For now, fans will have to enjoy a different kind of cross-over look as Leo is joined at the BoxLunch Gala by fellow Marvel star, Xochitl Gomez (aka America Chavez in “Doctor Strange in the Multiverse of Madness”), who served as a presenter during the program.
“He is an inspiration to many around the world with a huge heart and a smile that lights up the room,” Gomez said in her introduction to Leo. “While he certainly knows how to defeat an on-screen villain when it comes to fighting bad situations in real life, he doesn’t throw any punches.”
The two actors—who were each introduced in Marvel Phase 4—developed a bond after Liu reached out to Gomez for advice.
Leo said, explaining why he signed on to MCU newbies as Gomez and “Mrs. Marvel star” Iman Villani. “If it was too much for me, how much do you think it was for a 16 or 18-year-old girl? I think they both handled it very well.”
Liu says he’s following in the footsteps of “Guardians of the Galaxy” star Chris Pratt, who “really went out of his way” when he booked “Shang-Chi” in 2019. “I would like to think of everyone who enters this into the world, there is always someone to introduce them to.” Newly, from person to person. This reinforced my need to give the next person a little guidance to help them along the way.”
right after it diverse In an interview, Leo switched to dancer mode to learn some TikTok choreography from Gomez. It took Liu about five minutes to highlight the video’s routine, which currently has 8.4 million views)
Outside of Marvel, Liu keeps a lot busy. After completing filming for Greta Gerwig’s Barbie, the actor is currently starring as Jennifer Lopez in Netflix’s Atlas, and he recently signed a deal with executive producer and starred in Seven Wonders, an action-adventure series for Amazon, directed by Justin Lin. Stepping into this next chapter of his career, Liu focuses on “expanding people’s perceptions of what I and, in turn, all Asian Americans are capable of, can do, and can do.” That’s why it’s important to star in a movie like “Barbie,” where he plays “the kind of character you’re not used to seeing someone like me play.”

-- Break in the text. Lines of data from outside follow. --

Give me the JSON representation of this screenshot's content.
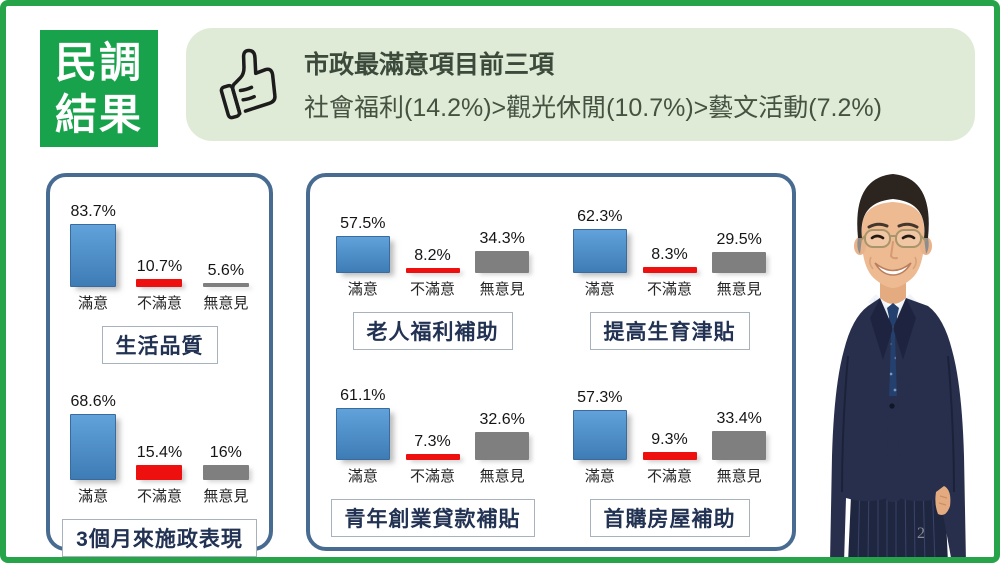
{
  "slide": {
    "badge": {
      "line1": "民調",
      "line2": "結果"
    },
    "header": {
      "title": "市政最滿意項目前三項",
      "subtitle": "社會福利(14.2%)>觀光休閒(10.7%)>藝文活動(7.2%)",
      "icon": "thumbs-up-icon"
    },
    "page_number": "2",
    "colors": {
      "slide_border_green": "#27a449",
      "badge_green": "#18a24b",
      "pill_background": "#dfebd7",
      "panel_border_blue": "#486b92",
      "bar_satisfied_blue": "#3e7cb5",
      "bar_dissatisfied_red": "#ee0f0f",
      "bar_no_opinion_gray": "#7f7f7f",
      "chart_title_navy": "#223253"
    }
  },
  "chart_data": {
    "type": "bar",
    "categories": [
      "滿意",
      "不滿意",
      "無意見"
    ],
    "legend_position": "none",
    "grid": false,
    "value_unit": "%",
    "panels": [
      {
        "name": "overall-ratings",
        "charts": [
          {
            "title": "生活品質",
            "values": [
              83.7,
              10.7,
              5.6
            ],
            "labels": [
              "83.7%",
              "10.7%",
              "5.6%"
            ]
          },
          {
            "title": "3個月來施政表現",
            "values": [
              68.6,
              15.4,
              16
            ],
            "labels": [
              "68.6%",
              "15.4%",
              "16%"
            ]
          }
        ]
      },
      {
        "name": "policy-ratings",
        "charts": [
          {
            "title": "老人福利補助",
            "values": [
              57.5,
              8.2,
              34.3
            ],
            "labels": [
              "57.5%",
              "8.2%",
              "34.3%"
            ]
          },
          {
            "title": "提高生育津貼",
            "values": [
              62.3,
              8.3,
              29.5
            ],
            "labels": [
              "62.3%",
              "8.3%",
              "29.5%"
            ]
          },
          {
            "title": "青年創業貸款補貼",
            "values": [
              61.1,
              7.3,
              32.6
            ],
            "labels": [
              "61.1%",
              "7.3%",
              "32.6%"
            ]
          },
          {
            "title": "首購房屋補助",
            "values": [
              57.3,
              9.3,
              33.4
            ],
            "labels": [
              "57.3%",
              "9.3%",
              "33.4%"
            ]
          }
        ]
      }
    ]
  }
}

“Now that I have a platform and a bit of a voice,” Liu explained, “it’s really a matter of getting to grips with that narrative.” “It’s one thing for an actor to receive a great script. But to have a say in what happens and what doesn’t shine, to be in the driver’s seat of your future, your destiny, that’s critical for any artist.”
He continued, “As an Asian American, I think it’s something we’re just now beginning to realize, and we’re beginning to see in the world. I really want to be part of that, the wave looking for stories and intellectual property and just real people that I want to shine a light on and be part of the culture. It’s Something that means an incredible amount to me.”